How to prove this integral inequality $ \int_0^{2\pi} p(x)[p(x)+p''(x)] dx \int_0^{2\pi}\frac{1}{p(x)+p''(x)} dx\geq 2\pi \int _0^{2\pi} p(x) dx $?

Question

Let $p\in C^2(\mathbb{R})$ be a $2\pi$-periodic function such that $p(x)>0$ and $p(x)+p''(x)>0$ for all $x\in \mathbb{R}$. Then it holds
$$ \int_0^{2\pi} p(x)[p(x)+p''(x)] dx \int_0^{2\pi}\frac{1}{p(x)+p''(x)} dx\geq 2\pi \int _0^{2\pi} p(x) dx $$ The identity holds when $p+p''$ is a constant.

Answer 1

I can verify this for $$p(x)=a_0 \cos(0x)+a_1 \cos(1x) + a_2\cos(2x).$$

By hypothesis, $p(x)+p''(x)$ is positive. So that sum is positive for $x=0$ and $x=\pi/2$, which means that $a_0+3a_2$ and $a_0-3a_2$ are both positive. Averaging these, $a_0$ is positive. Multiplying these, $a_0^2-9a_2^2$ is positive. Dividing by three and adding a square, $2a_0^2-3a_2^2$ is also positive.

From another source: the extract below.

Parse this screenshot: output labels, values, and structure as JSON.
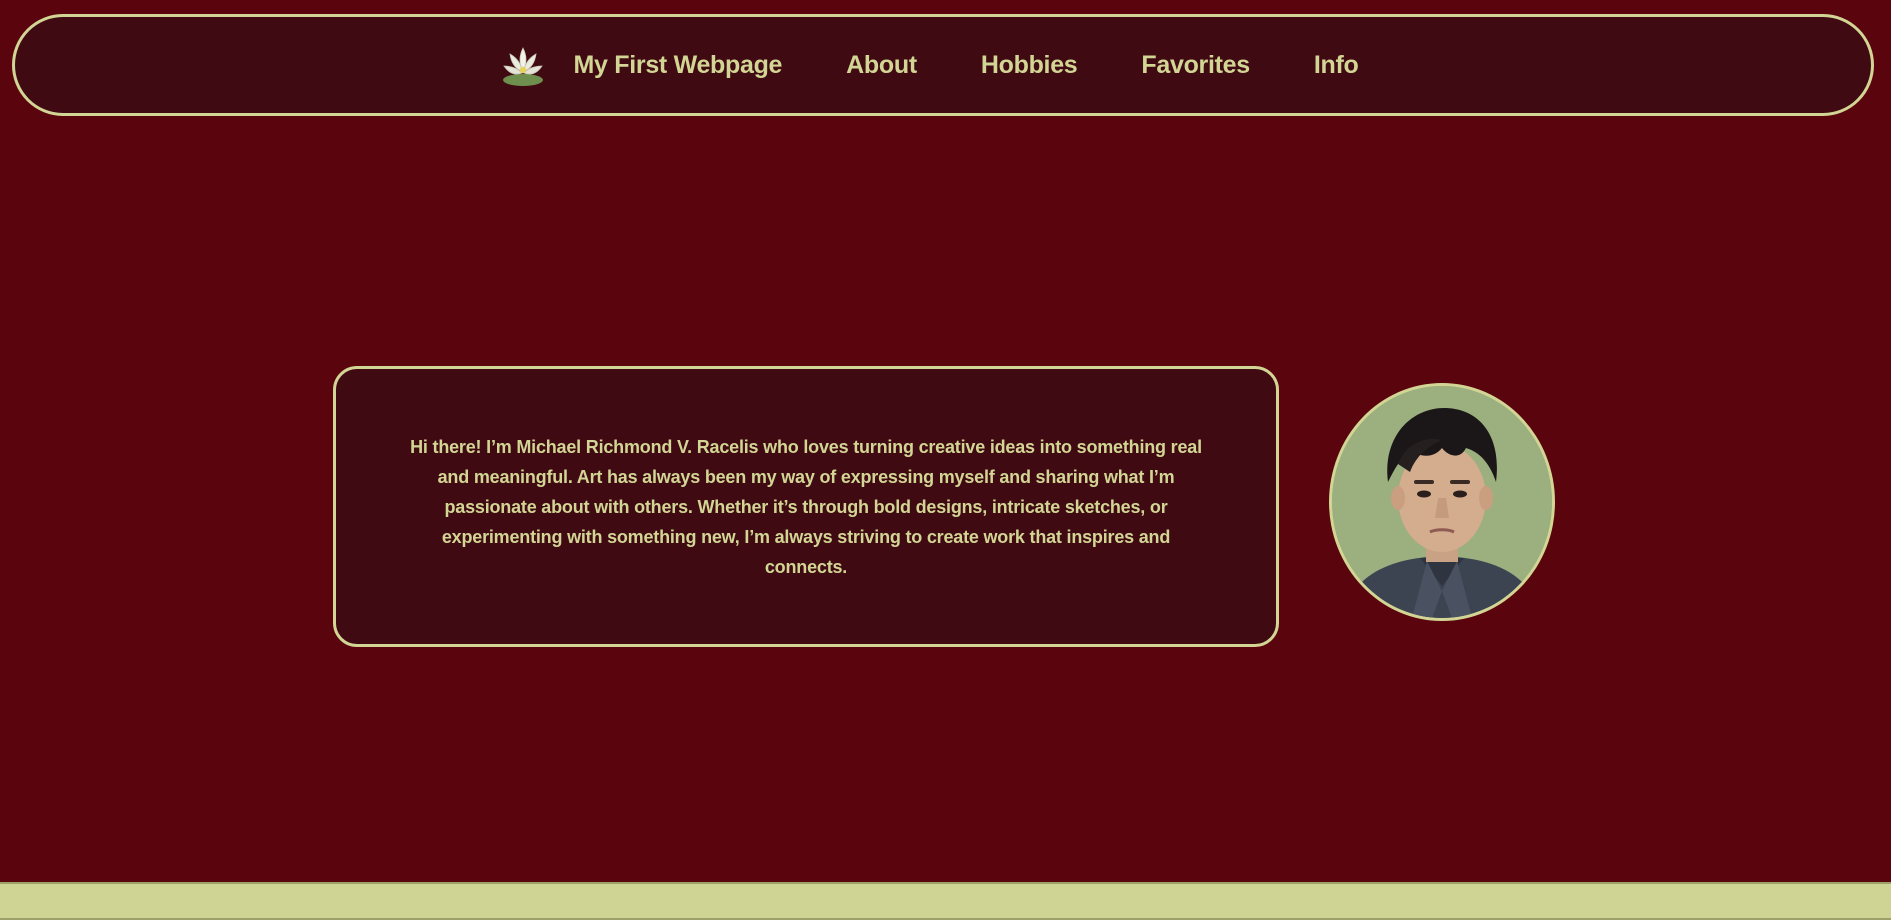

Now when we evaluate all the integrals, the inequality becomes $$\big[\pi(2a_0^2-3a_2^2)\big]\big[\frac{2\pi}{\sqrt{a_0^2-9a_2^2}}\big]\ge 2\pi \big[2\pi a_0\big].$$

Equivalently $$\frac{2a_0^2-3a_2^2}{\sqrt{a_0^2-9a_2^2}}\ge 2a_0.$$

Since the numerator, denominator, and right-hand side are all positive, this is equivalent to $$\frac{(2a_0^2-3a_2^2)^2}{a_0^2-9a_2^2}\ge 4a_0^2.$$ That in turn simplifies to $$24a_0^2 a_2^2+9a_2^4 \ge 0,$$ which is true. Can we generalize this to other periodic $p$, probably by using Holder's inequality?